The urn interpretation of the distribution can be shown to be
The beta-binomial distribution can also be motivated via an urn model for positive integer values of $\alpha$ and $\beta$, known as the Polya urn model. Specifically, imagine an urn containing $\alpha$ red balls and $\beta$ black balls, where random draws are made. If a red ball is observed, then two red balls are returned to the urn. Likewise, if a black ball is drawn, then two black balls are returned to the urn. If this is repeated $n$ times, then the probability of observing k red balls follows a beta-binomial distribution with parameters $n$,$\alpha$ and $\beta$.
However if $n$ is negligible compared to the number of balls in the urn, adding a few balls back to the urns makes negligible difference for the next draw. It follows that the distribution is simply that of drawing with replacement, which is binomial.
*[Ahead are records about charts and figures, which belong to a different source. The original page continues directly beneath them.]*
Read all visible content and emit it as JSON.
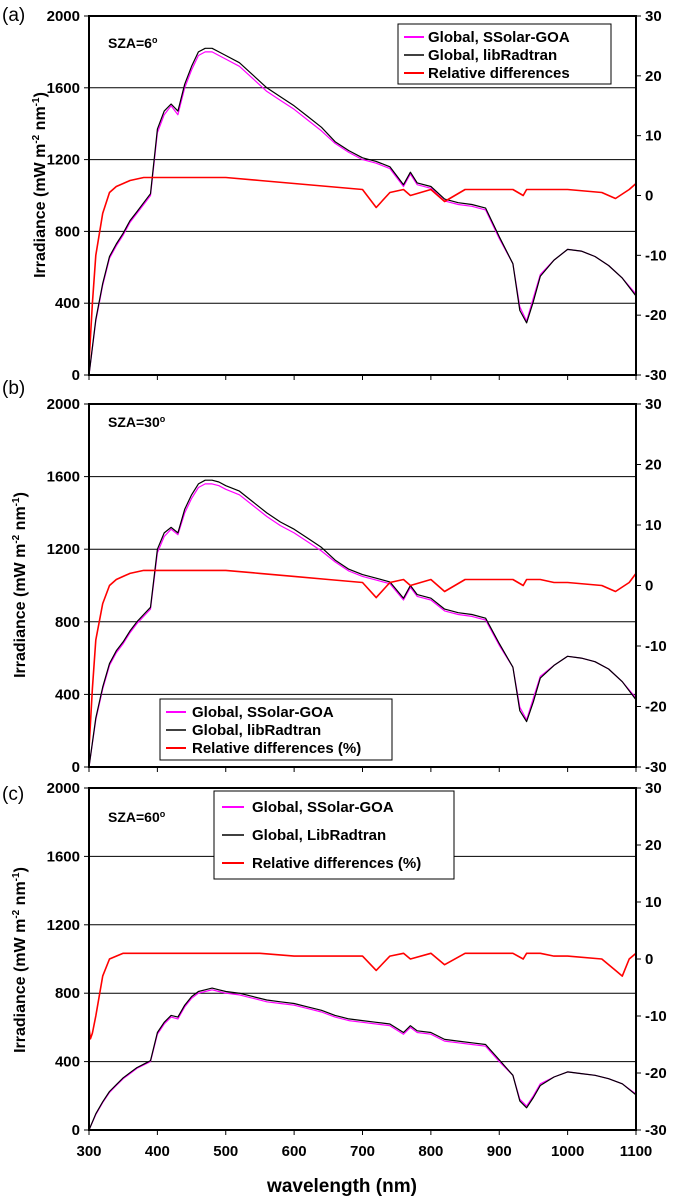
{
  "figure": {
    "xlabel": "wavelength (nm)",
    "x_ticks": [
      "300",
      "400",
      "500",
      "600",
      "700",
      "800",
      "900",
      "1000",
      "1100"
    ]
  },
  "panels": [
    {
      "label": "(a)",
      "sza_text": "SZA=6",
      "sza_sup": "o",
      "ylabel_main": "Irradiance (mW m",
      "ylabel_sup1": "-2",
      "ylabel_mid": " nm",
      "ylabel_sup2": "-1",
      "ylabel_end": ")",
      "legend_items": [
        "Global, SSolar-GOA",
        "Global, libRadtran",
        "Relative differences"
      ]
    },
    {
      "label": "(b)",
      "sza_text": "SZA=30",
      "sza_sup": "o",
      "ylabel_main": "Irradiance (mW m",
      "ylabel_sup1": "-2",
      "ylabel_mid": " nm",
      "ylabel_sup2": "-1",
      "ylabel_end": ")",
      "legend_items": [
        "Global, SSolar-GOA",
        "Global, libRadtran",
        "Relative differences (%)"
      ]
    },
    {
      "label": "(c)",
      "sza_text": "SZA=60",
      "sza_sup": "o",
      "ylabel_main": "Irradiance (mW m",
      "ylabel_sup1": "-2",
      "ylabel_mid": " nm",
      "ylabel_sup2": "-1",
      "ylabel_end": ")",
      "legend_items": [
        "Global, SSolar-GOA",
        "Global, LibRadtran",
        "Relative differences (%)"
      ]
    }
  ],
  "chart_data": [
    {
      "type": "line",
      "panel": "(a)",
      "xlim": [
        300,
        1100
      ],
      "ylim_left": [
        0,
        2000
      ],
      "ylim_right": [
        -30,
        30
      ],
      "yticks_left": [
        "0",
        "400",
        "800",
        "1200",
        "1600",
        "2000"
      ],
      "yticks_right": [
        "-30",
        "-20",
        "-10",
        "0",
        "10",
        "20",
        "30"
      ],
      "grid": "horizontal",
      "legend_position": "top-right",
      "colors": {
        "ssolar": "#ff00ff",
        "libradtran": "#000000",
        "reldiff": "#ff0000"
      },
      "series": [
        {
          "name": "Global, SSolar-GOA",
          "axis": "left",
          "x": [
            300,
            310,
            320,
            330,
            340,
            350,
            360,
            370,
            380,
            390,
            400,
            410,
            420,
            430,
            440,
            450,
            460,
            470,
            480,
            490,
            500,
            520,
            540,
            560,
            580,
            600,
            620,
            640,
            660,
            680,
            700,
            720,
            740,
            760,
            770,
            780,
            800,
            820,
            840,
            860,
            880,
            900,
            920,
            930,
            940,
            950,
            960,
            980,
            1000,
            1020,
            1040,
            1060,
            1080,
            1100
          ],
          "y": [
            0,
            300,
            500,
            650,
            720,
            780,
            850,
            900,
            950,
            1000,
            1350,
            1450,
            1500,
            1450,
            1600,
            1700,
            1780,
            1800,
            1800,
            1780,
            1760,
            1720,
            1650,
            1580,
            1530,
            1480,
            1420,
            1360,
            1290,
            1240,
            1200,
            1180,
            1150,
            1050,
            1120,
            1060,
            1040,
            970,
            950,
            940,
            920,
            760,
            620,
            380,
            300,
            430,
            560,
            640,
            700,
            690,
            660,
            610,
            540,
            450
          ]
        },
        {
          "name": "Global, libRadtran",
          "axis": "left",
          "x": [
            300,
            310,
            320,
            330,
            340,
            350,
            360,
            370,
            380,
            390,
            400,
            410,
            420,
            430,
            440,
            450,
            460,
            470,
            480,
            490,
            500,
            520,
            540,
            560,
            580,
            600,
            620,
            640,
            660,
            680,
            700,
            720,
            740,
            760,
            770,
            780,
            800,
            820,
            840,
            860,
            880,
            900,
            920,
            930,
            940,
            950,
            960,
            980,
            1000,
            1020,
            1040,
            1060,
            1080,
            1100
          ],
          "y": [
            0,
            310,
            510,
            660,
            730,
            790,
            860,
            910,
            960,
            1010,
            1370,
            1470,
            1510,
            1470,
            1620,
            1720,
            1800,
            1820,
            1820,
            1800,
            1780,
            1740,
            1670,
            1600,
            1550,
            1500,
            1440,
            1380,
            1300,
            1250,
            1210,
            1190,
            1160,
            1060,
            1130,
            1070,
            1050,
            980,
            960,
            950,
            930,
            770,
            620,
            360,
            290,
            410,
            550,
            640,
            700,
            690,
            660,
            610,
            540,
            440
          ]
        },
        {
          "name": "Relative differences",
          "axis": "right",
          "x": [
            300,
            305,
            310,
            320,
            330,
            340,
            350,
            360,
            380,
            400,
            450,
            500,
            550,
            600,
            650,
            700,
            720,
            740,
            760,
            770,
            800,
            820,
            850,
            900,
            920,
            935,
            940,
            950,
            960,
            980,
            1000,
            1050,
            1070,
            1090,
            1100
          ],
          "y": [
            -28,
            -18,
            -10,
            -3,
            0.5,
            1.5,
            2,
            2.5,
            3,
            3,
            3,
            3,
            2.5,
            2,
            1.5,
            1,
            -2,
            0.5,
            1,
            0,
            1,
            -1,
            1,
            1,
            1,
            0,
            1,
            1,
            1,
            1,
            1,
            0.5,
            -0.5,
            1,
            2
          ]
        }
      ]
    },
    {
      "type": "line",
      "panel": "(b)",
      "xlim": [
        300,
        1100
      ],
      "ylim_left": [
        0,
        2000
      ],
      "ylim_right": [
        -30,
        30
      ],
      "yticks_left": [
        "0",
        "400",
        "800",
        "1200",
        "1600",
        "2000"
      ],
      "yticks_right": [
        "-30",
        "-20",
        "-10",
        "0",
        "10",
        "20",
        "30"
      ],
      "grid": "horizontal",
      "legend_position": "bottom-left",
      "colors": {
        "ssolar": "#ff00ff",
        "libradtran": "#000000",
        "reldiff": "#ff0000"
      },
      "series": [
        {
          "name": "Global, SSolar-GOA",
          "axis": "left",
          "x": [
            300,
            310,
            320,
            330,
            340,
            350,
            360,
            370,
            380,
            390,
            400,
            410,
            420,
            430,
            440,
            450,
            460,
            470,
            480,
            490,
            500,
            520,
            540,
            560,
            580,
            600,
            620,
            640,
            660,
            680,
            700,
            720,
            740,
            760,
            770,
            780,
            800,
            820,
            840,
            860,
            880,
            900,
            920,
            930,
            940,
            950,
            960,
            980,
            1000,
            1020,
            1040,
            1060,
            1080,
            1100
          ],
          "y": [
            0,
            260,
            430,
            560,
            630,
            680,
            740,
            790,
            830,
            870,
            1180,
            1270,
            1310,
            1280,
            1400,
            1480,
            1540,
            1560,
            1560,
            1550,
            1530,
            1500,
            1440,
            1380,
            1330,
            1290,
            1240,
            1190,
            1130,
            1080,
            1050,
            1030,
            1010,
            920,
            990,
            940,
            920,
            860,
            840,
            830,
            810,
            670,
            550,
            330,
            260,
            380,
            500,
            560,
            610,
            600,
            580,
            540,
            470,
            380
          ]
        },
        {
          "name": "Global, libRadtran",
          "axis": "left",
          "x": [
            300,
            310,
            320,
            330,
            340,
            350,
            360,
            370,
            380,
            390,
            400,
            410,
            420,
            430,
            440,
            450,
            460,
            470,
            480,
            490,
            500,
            520,
            540,
            560,
            580,
            600,
            620,
            640,
            660,
            680,
            700,
            720,
            740,
            760,
            770,
            780,
            800,
            820,
            840,
            860,
            880,
            900,
            920,
            930,
            940,
            950,
            960,
            980,
            1000,
            1020,
            1040,
            1060,
            1080,
            1100
          ],
          "y": [
            0,
            270,
            440,
            570,
            640,
            690,
            750,
            800,
            840,
            880,
            1200,
            1290,
            1320,
            1290,
            1420,
            1500,
            1560,
            1580,
            1580,
            1570,
            1550,
            1520,
            1460,
            1400,
            1350,
            1310,
            1260,
            1210,
            1140,
            1090,
            1060,
            1040,
            1020,
            930,
            1000,
            950,
            930,
            870,
            850,
            840,
            820,
            680,
            550,
            310,
            250,
            360,
            490,
            560,
            610,
            600,
            580,
            540,
            470,
            370
          ]
        },
        {
          "name": "Relative differences (%)",
          "axis": "right",
          "x": [
            300,
            305,
            310,
            320,
            330,
            340,
            350,
            360,
            380,
            400,
            450,
            500,
            550,
            600,
            650,
            700,
            720,
            740,
            760,
            770,
            800,
            820,
            850,
            900,
            920,
            935,
            940,
            950,
            960,
            980,
            1000,
            1050,
            1070,
            1090,
            1100
          ],
          "y": [
            -27,
            -17,
            -9,
            -3,
            0,
            1,
            1.5,
            2,
            2.5,
            2.5,
            2.5,
            2.5,
            2,
            1.5,
            1,
            0.5,
            -2,
            0.5,
            1,
            0,
            1,
            -1,
            1,
            1,
            1,
            0,
            1,
            1,
            1,
            0.5,
            0.5,
            0,
            -1,
            0.5,
            2
          ]
        }
      ]
    },
    {
      "type": "line",
      "panel": "(c)",
      "xlim": [
        300,
        1100
      ],
      "ylim_left": [
        0,
        2000
      ],
      "ylim_right": [
        -30,
        30
      ],
      "yticks_left": [
        "0",
        "400",
        "800",
        "1200",
        "1600",
        "2000"
      ],
      "yticks_right": [
        "-30",
        "-20",
        "-10",
        "0",
        "10",
        "20",
        "30"
      ],
      "grid": "horizontal",
      "legend_position": "top-center",
      "colors": {
        "ssolar": "#ff00ff",
        "libradtran": "#000000",
        "reldiff": "#ff0000"
      },
      "series": [
        {
          "name": "Global, SSolar-GOA",
          "axis": "left",
          "x": [
            300,
            310,
            320,
            330,
            340,
            350,
            360,
            370,
            380,
            390,
            400,
            410,
            420,
            430,
            440,
            450,
            460,
            470,
            480,
            490,
            500,
            520,
            540,
            560,
            580,
            600,
            620,
            640,
            660,
            680,
            700,
            720,
            740,
            760,
            770,
            780,
            800,
            820,
            840,
            860,
            880,
            900,
            920,
            930,
            940,
            950,
            960,
            980,
            1000,
            1020,
            1040,
            1060,
            1080,
            1100
          ],
          "y": [
            0,
            90,
            160,
            220,
            260,
            300,
            330,
            360,
            380,
            400,
            560,
            620,
            660,
            650,
            720,
            770,
            800,
            810,
            820,
            810,
            800,
            790,
            770,
            750,
            740,
            730,
            710,
            690,
            660,
            640,
            630,
            620,
            610,
            560,
            600,
            570,
            560,
            520,
            510,
            500,
            490,
            400,
            320,
            180,
            140,
            200,
            270,
            310,
            340,
            330,
            320,
            300,
            270,
            210
          ]
        },
        {
          "name": "Global, LibRadtran",
          "axis": "left",
          "x": [
            300,
            310,
            320,
            330,
            340,
            350,
            360,
            370,
            380,
            390,
            400,
            410,
            420,
            430,
            440,
            450,
            460,
            470,
            480,
            490,
            500,
            520,
            540,
            560,
            580,
            600,
            620,
            640,
            660,
            680,
            700,
            720,
            740,
            760,
            770,
            780,
            800,
            820,
            840,
            860,
            880,
            900,
            920,
            930,
            940,
            950,
            960,
            980,
            1000,
            1020,
            1040,
            1060,
            1080,
            1100
          ],
          "y": [
            0,
            95,
            165,
            225,
            265,
            305,
            335,
            365,
            385,
            405,
            570,
            630,
            670,
            660,
            730,
            780,
            810,
            820,
            830,
            820,
            810,
            800,
            780,
            760,
            750,
            740,
            720,
            700,
            670,
            650,
            640,
            630,
            620,
            570,
            610,
            580,
            570,
            530,
            520,
            510,
            500,
            410,
            320,
            170,
            130,
            190,
            260,
            310,
            340,
            330,
            320,
            300,
            270,
            205
          ]
        },
        {
          "name": "Relative differences (%)",
          "axis": "right",
          "x": [
            300,
            302,
            305,
            310,
            320,
            330,
            340,
            350,
            360,
            380,
            400,
            450,
            500,
            550,
            600,
            650,
            700,
            720,
            740,
            760,
            770,
            800,
            820,
            850,
            900,
            920,
            935,
            940,
            950,
            960,
            980,
            1000,
            1050,
            1070,
            1080,
            1090,
            1100
          ],
          "y": [
            -12,
            -14,
            -13,
            -10,
            -3,
            0,
            0.5,
            1,
            1,
            1,
            1,
            1,
            1,
            1,
            0.5,
            0.5,
            0.5,
            -2,
            0.5,
            1,
            0,
            1,
            -1,
            1,
            1,
            1,
            0,
            1,
            1,
            1,
            0.5,
            0.5,
            0,
            -2,
            -3,
            0,
            1
          ]
        }
      ]
    }
  ]
}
From an algebraic viewpoint, the distribution is
$$
{n \choose k} \frac{B(k + \alpha, n - k + \beta)}{B(\alpha, \beta)}
.
$$
By the properties of the Beta function
$$
B(x + 1, y) = B(x, y) \frac{x}{x + y},
\\
B(x, y + 1) = B(x, y) \frac{y}{x + y}
$$
Specifically,
$$
B(i + \alpha, n - k + \beta) = B(i - 1 + \alpha, n - k + \beta) \frac{i - 1 + \alpha}{i - 1 + n - k + \alpha + \beta},
$$
and for large $\alpha, \beta$, taking into account the Taylor series of $\frac{1}{1 + x}$:
$$
\frac{i - 1 + \alpha}{i - 1 + n - k + \alpha + \beta} =
\frac{i - 1 + \alpha}{\alpha} \frac{\alpha}{(\alpha + \beta) \left(1 + \frac{i - 1 + n - k}{\alpha + \beta}\right)}
\sim
\frac{i - 1 + \alpha}{\alpha} \frac{\alpha}{(\alpha + \beta)} \left(1 - \frac{i - 1 + n - k}{\alpha + \beta}\right) \sim \frac{\alpha}{(\alpha + \beta)}
.
$$
Continuing this,
$$
\frac{B(k + \alpha, n - k + \beta)}{B(\alpha, \beta)}
\sim
\frac{B(\alpha, \beta)}{B(\alpha, \beta)} \left( \frac{\alpha}{\alpha + \beta}\right)^k \left( \frac{\beta}{\alpha + \beta} \right)^{n - k}
,
$$
and the distribution is approximately binomial.